When he stays glued to the bench where he belongs -- even though the Tigers acquired him to fill in for the injured Placido Polanco at second base -- the Tigers are 4-3, .571. Subtracting .267 from .571 gives Perez a Neifi Index of .304, which is a Neifi Award kind of number.

Perez had the same effect on the Cubs during the first four and a half months of the season. Of course he did. He's Neifi Perez.

When they traded Perez, the Cubs were 53-70. But they were 36-51, .414, when he played, and 17-19, .472, when he sat. If they'd just left him on the bench, played with 24 guys, they'd have been 58-65 overall, a mere five and a half games out in the wild-card race, rather than 10 and a half out.

But wait, it gets better. This is hard to remember now, but the Cubs started off pretty well this year. They were 14-10 on May 2 -- 8-8 when Perez played, 6-2 when he didn't -- when they started an eight-game losing streak. They never recovered. They went 7-22 in May, 9-18 in June.

There was a lot of talk about the injured pitchers and Derrek Lee's wrist but o-ho, dear readers, you and I know what was really up. Neifi was up. He was up about 60 times in May and about 50 times in June. That's about 110 times too many.

In May, the Cubs were 2-18 when Perez played, but they were 5-4 -- they were a winning team! -- when he stayed in the dugout. That is a colossal Neifi Index of .446. To give you some context, the difference between the winning percentages of the best and worst teams in baseball, the New York Mets and Kansas City Royals, is .237. And Neifi Perez, one guy, made almost twice that difference for the Cubs!

And don't talk to me about small sample size.
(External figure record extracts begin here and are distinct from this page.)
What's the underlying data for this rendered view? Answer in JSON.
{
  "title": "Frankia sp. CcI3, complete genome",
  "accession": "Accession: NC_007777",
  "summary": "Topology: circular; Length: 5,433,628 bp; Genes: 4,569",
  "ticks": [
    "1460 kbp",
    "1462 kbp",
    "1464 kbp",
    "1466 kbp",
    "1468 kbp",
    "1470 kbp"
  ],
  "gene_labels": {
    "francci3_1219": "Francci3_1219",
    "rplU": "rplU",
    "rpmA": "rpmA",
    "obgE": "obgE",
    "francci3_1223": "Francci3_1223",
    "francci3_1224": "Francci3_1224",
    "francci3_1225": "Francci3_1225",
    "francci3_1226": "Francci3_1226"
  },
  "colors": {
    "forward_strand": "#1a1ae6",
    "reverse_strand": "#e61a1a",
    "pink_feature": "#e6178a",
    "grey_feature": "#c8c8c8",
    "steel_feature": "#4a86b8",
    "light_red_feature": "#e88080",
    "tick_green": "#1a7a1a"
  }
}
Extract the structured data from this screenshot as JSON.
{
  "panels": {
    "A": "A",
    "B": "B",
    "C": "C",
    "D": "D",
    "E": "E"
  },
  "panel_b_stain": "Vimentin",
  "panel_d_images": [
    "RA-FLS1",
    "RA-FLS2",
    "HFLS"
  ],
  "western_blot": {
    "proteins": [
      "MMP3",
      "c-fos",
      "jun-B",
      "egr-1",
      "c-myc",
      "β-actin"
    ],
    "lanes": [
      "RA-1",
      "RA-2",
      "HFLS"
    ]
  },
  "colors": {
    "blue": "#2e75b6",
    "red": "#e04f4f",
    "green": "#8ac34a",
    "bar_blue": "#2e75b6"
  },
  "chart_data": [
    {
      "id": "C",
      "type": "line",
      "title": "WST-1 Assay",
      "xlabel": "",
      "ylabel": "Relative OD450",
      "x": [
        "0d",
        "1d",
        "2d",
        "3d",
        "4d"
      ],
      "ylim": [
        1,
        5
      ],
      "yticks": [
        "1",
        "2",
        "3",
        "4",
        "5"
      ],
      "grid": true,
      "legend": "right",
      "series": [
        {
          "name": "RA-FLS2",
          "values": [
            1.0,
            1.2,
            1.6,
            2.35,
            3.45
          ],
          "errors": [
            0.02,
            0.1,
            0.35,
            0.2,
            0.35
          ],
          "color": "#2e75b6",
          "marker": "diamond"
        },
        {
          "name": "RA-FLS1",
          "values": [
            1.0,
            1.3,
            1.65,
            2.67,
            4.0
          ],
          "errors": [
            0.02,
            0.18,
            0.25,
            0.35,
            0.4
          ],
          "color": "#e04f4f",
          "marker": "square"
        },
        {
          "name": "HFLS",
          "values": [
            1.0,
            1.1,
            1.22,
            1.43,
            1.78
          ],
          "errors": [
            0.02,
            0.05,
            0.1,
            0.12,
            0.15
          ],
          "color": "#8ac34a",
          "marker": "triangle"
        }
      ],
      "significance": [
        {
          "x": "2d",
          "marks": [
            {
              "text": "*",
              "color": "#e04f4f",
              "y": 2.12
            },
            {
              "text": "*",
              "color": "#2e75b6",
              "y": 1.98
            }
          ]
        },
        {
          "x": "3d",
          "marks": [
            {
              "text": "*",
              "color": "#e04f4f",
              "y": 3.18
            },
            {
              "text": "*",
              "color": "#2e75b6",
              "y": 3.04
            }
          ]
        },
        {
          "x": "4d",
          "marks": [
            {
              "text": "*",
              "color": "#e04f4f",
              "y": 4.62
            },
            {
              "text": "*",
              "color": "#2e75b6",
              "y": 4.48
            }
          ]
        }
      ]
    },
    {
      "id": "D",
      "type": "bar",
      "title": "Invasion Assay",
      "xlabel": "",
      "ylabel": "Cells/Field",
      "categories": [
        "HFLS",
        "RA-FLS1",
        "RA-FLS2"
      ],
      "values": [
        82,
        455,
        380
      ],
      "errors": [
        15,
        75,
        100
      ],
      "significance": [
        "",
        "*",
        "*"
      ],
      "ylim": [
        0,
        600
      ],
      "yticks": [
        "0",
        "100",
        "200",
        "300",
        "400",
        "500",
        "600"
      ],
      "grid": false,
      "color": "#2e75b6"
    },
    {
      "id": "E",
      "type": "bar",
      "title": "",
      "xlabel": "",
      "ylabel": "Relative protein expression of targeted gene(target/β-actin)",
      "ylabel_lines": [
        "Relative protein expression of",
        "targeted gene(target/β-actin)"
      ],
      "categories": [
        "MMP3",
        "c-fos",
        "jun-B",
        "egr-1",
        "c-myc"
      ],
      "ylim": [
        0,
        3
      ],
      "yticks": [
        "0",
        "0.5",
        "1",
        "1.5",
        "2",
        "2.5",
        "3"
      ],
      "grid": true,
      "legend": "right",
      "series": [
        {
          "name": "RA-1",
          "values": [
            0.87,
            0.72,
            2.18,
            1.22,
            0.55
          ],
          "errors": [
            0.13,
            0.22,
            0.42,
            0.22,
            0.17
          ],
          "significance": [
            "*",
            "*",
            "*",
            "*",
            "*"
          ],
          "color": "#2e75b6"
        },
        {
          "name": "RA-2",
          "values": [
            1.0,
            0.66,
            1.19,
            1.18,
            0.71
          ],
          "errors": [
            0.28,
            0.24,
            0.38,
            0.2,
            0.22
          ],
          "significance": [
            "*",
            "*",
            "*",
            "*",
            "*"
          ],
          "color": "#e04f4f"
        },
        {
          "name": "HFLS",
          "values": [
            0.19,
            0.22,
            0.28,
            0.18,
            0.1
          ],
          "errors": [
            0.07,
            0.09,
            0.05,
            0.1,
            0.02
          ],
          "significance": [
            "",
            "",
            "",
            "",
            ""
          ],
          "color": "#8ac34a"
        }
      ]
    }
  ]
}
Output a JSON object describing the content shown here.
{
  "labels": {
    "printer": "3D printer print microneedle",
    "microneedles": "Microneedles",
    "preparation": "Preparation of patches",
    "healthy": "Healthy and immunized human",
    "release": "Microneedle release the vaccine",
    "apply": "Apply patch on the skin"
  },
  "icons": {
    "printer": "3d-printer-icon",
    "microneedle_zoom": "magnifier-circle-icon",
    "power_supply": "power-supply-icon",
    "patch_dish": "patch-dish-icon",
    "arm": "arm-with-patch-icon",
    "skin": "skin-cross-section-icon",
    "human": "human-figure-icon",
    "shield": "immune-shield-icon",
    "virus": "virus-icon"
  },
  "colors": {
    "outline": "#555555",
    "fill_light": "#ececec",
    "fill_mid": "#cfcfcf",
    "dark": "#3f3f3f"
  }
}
You don't need large sample sizes to know about the Neifi Effect.

In June the Cubs were 5-13 with Neifi, 4-5 without him, for a Neifi Index of .166, which is nothing to write home about, but it is hauntingly similar to Perez's slugging percentage since joining the Tigers, .167.

But you know, life is complicated. Neifi Perez did not, in fact, win the Neifi Award in 2003, the only year it was awarded. And now that the Cubs have traded Perez, you'd think they'd become the roughly .500 team they were when he was in uniform but not on the field. But it hasn't worked out that way.

The Cubs are 5-18 in the post-Neifi era, a winning percentage of .217. That doesn't make a lot of sense to me, but it is hauntingly similar to Perez's on-base percentage since joining the Tigers, .216.

The magic of Neifi is a great and mysterious thing.